Through correlation analysis between risk score and clinical features, this study found that risk score, age, and gender were correlated with risk score. Univariate Cox regression analysis found that risk score and age were significantly correlated with survival; multivariate Cox regression screened out an independent prognostic factor for risk score, and the study found that risk score was negatively correlated with tumor survival. The lower the risk score, the higher the overall survival probability of 1, 3, and 5 years.
The five enrichment pathways in this study have been reported to be closely related to the prognosis of low-grade glioma [14], female reproductive tract tumor[15], lung cancer[16] and liver cancer[17], respectively. They regulate the occurrence and development of cancer through immune surveillance and escape mechanisms, inflammatory response, promotion of new angiogenesis, and intercellular interactions.

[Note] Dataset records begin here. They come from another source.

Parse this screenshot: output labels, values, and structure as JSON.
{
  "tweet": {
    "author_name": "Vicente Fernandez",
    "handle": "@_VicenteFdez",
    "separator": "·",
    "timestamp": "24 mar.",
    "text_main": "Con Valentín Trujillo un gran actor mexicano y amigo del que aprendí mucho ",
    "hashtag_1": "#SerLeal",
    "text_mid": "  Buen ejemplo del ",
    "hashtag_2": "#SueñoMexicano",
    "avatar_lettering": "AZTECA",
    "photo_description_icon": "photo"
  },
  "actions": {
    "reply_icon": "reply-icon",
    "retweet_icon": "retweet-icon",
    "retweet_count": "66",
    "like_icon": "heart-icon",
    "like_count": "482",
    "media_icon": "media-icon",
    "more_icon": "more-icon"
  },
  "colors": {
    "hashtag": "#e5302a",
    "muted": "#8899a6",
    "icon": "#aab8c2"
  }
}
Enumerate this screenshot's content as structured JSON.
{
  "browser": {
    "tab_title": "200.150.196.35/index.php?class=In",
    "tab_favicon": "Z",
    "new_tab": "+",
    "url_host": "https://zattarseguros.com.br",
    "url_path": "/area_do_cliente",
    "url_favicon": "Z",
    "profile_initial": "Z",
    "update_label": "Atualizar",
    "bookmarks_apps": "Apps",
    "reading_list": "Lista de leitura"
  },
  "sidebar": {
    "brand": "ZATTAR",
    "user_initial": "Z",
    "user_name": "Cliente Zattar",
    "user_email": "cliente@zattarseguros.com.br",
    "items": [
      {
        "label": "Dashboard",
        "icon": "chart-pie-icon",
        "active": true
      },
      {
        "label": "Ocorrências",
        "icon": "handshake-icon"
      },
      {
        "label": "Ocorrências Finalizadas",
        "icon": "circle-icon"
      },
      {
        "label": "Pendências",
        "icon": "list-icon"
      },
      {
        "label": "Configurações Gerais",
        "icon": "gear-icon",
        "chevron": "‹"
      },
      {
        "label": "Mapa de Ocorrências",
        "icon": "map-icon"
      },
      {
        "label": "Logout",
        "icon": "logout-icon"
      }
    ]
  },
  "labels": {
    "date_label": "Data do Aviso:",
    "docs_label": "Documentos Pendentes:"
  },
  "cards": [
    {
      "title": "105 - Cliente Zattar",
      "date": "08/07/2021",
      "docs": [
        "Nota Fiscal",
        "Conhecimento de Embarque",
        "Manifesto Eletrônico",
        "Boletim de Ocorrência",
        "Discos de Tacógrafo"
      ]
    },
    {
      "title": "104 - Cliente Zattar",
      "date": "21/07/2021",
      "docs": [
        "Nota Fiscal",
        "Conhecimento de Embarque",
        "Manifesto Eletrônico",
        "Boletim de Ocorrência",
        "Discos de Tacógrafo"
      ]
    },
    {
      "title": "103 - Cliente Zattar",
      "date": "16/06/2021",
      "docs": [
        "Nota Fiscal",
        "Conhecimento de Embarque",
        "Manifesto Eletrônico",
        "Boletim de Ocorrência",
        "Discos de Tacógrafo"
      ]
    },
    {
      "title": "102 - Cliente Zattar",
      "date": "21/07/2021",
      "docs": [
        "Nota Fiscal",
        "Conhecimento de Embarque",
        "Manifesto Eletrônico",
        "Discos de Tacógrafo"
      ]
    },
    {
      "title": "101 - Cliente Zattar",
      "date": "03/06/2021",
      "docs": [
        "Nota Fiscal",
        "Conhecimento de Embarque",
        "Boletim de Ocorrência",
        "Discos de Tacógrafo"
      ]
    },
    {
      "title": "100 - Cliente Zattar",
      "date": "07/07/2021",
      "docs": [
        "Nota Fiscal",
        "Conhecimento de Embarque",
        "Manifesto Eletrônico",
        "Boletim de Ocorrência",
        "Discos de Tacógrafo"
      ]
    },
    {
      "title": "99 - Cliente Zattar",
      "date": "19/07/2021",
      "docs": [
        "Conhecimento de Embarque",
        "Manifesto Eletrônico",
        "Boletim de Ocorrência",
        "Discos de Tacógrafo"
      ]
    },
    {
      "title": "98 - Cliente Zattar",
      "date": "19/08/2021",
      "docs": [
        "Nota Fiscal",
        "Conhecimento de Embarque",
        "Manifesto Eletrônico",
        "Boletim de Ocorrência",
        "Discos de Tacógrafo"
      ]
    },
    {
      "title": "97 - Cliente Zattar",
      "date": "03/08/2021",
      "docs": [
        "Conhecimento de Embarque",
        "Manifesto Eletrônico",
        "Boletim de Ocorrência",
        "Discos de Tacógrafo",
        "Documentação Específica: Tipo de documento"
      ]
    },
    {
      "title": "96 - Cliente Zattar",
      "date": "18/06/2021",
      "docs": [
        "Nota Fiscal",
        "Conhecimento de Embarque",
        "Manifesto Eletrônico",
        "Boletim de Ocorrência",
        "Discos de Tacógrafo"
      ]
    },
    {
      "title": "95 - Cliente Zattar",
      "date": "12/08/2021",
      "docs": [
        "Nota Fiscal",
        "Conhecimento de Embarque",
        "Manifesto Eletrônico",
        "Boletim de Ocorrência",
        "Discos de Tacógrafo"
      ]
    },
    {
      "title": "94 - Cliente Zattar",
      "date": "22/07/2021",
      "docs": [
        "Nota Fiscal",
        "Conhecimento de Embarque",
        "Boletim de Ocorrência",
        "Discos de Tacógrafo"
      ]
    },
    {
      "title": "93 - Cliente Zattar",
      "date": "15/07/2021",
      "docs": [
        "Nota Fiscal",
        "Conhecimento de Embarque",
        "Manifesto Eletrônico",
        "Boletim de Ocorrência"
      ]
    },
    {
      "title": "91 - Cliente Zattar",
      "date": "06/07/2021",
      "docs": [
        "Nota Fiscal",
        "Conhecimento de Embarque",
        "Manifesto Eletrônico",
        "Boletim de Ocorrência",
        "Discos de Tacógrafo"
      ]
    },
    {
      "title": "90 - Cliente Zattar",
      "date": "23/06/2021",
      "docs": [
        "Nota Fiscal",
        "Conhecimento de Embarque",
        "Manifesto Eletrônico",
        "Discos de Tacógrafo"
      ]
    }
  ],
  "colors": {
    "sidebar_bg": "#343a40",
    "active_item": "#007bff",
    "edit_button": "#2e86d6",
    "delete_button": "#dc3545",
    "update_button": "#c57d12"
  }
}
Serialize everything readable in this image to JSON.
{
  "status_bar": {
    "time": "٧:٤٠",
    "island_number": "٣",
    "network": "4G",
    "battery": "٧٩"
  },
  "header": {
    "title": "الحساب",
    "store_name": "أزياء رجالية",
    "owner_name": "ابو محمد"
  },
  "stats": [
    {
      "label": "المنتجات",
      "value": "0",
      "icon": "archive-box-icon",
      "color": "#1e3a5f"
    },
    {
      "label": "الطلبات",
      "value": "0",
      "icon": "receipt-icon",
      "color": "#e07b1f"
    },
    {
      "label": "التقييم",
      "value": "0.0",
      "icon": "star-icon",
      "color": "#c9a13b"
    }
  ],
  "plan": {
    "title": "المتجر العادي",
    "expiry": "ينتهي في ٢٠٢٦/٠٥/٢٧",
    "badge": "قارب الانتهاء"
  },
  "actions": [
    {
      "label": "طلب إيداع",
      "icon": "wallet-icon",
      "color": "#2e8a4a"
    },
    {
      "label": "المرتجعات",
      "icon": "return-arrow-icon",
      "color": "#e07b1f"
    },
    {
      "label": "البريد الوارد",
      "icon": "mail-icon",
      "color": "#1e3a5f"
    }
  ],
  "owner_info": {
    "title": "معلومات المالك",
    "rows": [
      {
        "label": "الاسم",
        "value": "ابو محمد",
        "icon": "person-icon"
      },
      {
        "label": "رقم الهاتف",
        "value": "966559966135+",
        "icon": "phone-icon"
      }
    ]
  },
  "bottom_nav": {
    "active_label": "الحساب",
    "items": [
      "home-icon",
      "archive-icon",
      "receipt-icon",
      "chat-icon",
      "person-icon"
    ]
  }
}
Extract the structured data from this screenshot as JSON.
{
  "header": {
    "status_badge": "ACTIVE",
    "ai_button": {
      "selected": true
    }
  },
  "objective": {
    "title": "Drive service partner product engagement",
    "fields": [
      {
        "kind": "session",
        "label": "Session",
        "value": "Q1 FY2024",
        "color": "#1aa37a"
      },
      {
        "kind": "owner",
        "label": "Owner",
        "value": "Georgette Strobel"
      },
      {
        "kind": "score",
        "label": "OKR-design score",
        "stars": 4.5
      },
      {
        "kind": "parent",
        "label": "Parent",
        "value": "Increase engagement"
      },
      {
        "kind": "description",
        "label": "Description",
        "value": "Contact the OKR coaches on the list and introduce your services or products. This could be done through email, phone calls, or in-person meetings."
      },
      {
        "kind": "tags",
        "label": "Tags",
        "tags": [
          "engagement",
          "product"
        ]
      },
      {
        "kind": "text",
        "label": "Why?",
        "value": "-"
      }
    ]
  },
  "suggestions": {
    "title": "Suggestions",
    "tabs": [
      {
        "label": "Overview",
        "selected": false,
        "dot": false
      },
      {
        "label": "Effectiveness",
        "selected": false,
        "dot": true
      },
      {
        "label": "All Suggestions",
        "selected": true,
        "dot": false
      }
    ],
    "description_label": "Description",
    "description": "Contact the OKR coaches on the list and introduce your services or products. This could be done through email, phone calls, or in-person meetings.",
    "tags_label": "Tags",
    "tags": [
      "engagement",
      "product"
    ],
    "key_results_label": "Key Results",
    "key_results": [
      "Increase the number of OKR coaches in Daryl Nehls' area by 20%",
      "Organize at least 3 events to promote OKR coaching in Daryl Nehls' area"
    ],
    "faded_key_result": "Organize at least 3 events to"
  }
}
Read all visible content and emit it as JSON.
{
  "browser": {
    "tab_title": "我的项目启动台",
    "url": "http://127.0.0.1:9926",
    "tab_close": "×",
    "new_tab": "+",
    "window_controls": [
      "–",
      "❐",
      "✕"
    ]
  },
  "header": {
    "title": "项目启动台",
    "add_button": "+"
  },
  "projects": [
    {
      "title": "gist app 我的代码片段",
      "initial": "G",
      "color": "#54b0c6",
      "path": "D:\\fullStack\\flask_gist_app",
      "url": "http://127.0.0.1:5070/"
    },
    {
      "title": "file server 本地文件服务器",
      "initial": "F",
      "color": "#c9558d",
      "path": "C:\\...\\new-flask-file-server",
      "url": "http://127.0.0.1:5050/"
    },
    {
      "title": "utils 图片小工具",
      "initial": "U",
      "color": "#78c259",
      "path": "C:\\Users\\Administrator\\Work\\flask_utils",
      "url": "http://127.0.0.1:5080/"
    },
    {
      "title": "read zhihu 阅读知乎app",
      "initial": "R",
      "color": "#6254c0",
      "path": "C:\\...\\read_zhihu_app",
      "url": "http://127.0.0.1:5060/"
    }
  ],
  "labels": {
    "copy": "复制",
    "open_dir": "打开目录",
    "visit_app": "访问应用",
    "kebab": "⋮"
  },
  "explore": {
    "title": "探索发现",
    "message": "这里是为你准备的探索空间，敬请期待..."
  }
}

This research shows that there are five kinds of drug sensitivity with significant differences, respectively Bosutinib, Docetaxel, Gefitinib and Erlotinib, and Lapatinib. The difference between EGFR and BCR in the target genes of these drugs was significant in high and low-risk groups. Bosutinib is a tyrosine kinase inhibitor that targets receptor tyrosine kinases such as BCR-ABL, KIT, and PDGFR. By inhibiting the activity of these receptors, it blocks the growth and proliferation signal transduction of tumor cells, thus inhibiting tumor growth[18]. Docetaxel belongs to a class of drugs called paclitaxel, which primarily prevents cell division by inhibiting the dynamic stability of tubulin. It causes tubulin to polymerize into clumped structures, causing cells to fail to form normal spindles during mitosis, thus preventing tumor cells from dividing and proliferating[19]. Gefitinib is an epidermal growth factor receptor (EGFR) tyrosine kinase inhibitor. It inhibits the growth and proliferation of tumor cells by selectively inhibiting the tyrosine kinase activity of EGFR and blocking EGFR signaling[20]. Erlotinib is also an EGFR tyrosine kinase inhibitor, similar to Gefitinib, but more selective to EGFR. It inhibits the growth and proliferation of tumor cells by inhibiting the activity of EGFR and blocking EGFR signaling[21]. Lapatinib is a multi-target tyrosine kinase inhibitor that simultaneously inhibits EGFR and other receptors such as HER2 and VEGFR. By inhibiting the activity of these receptors, it blocks the growth and proliferation signal transduction of tumor cells, thus inhibiting tumor growth[22].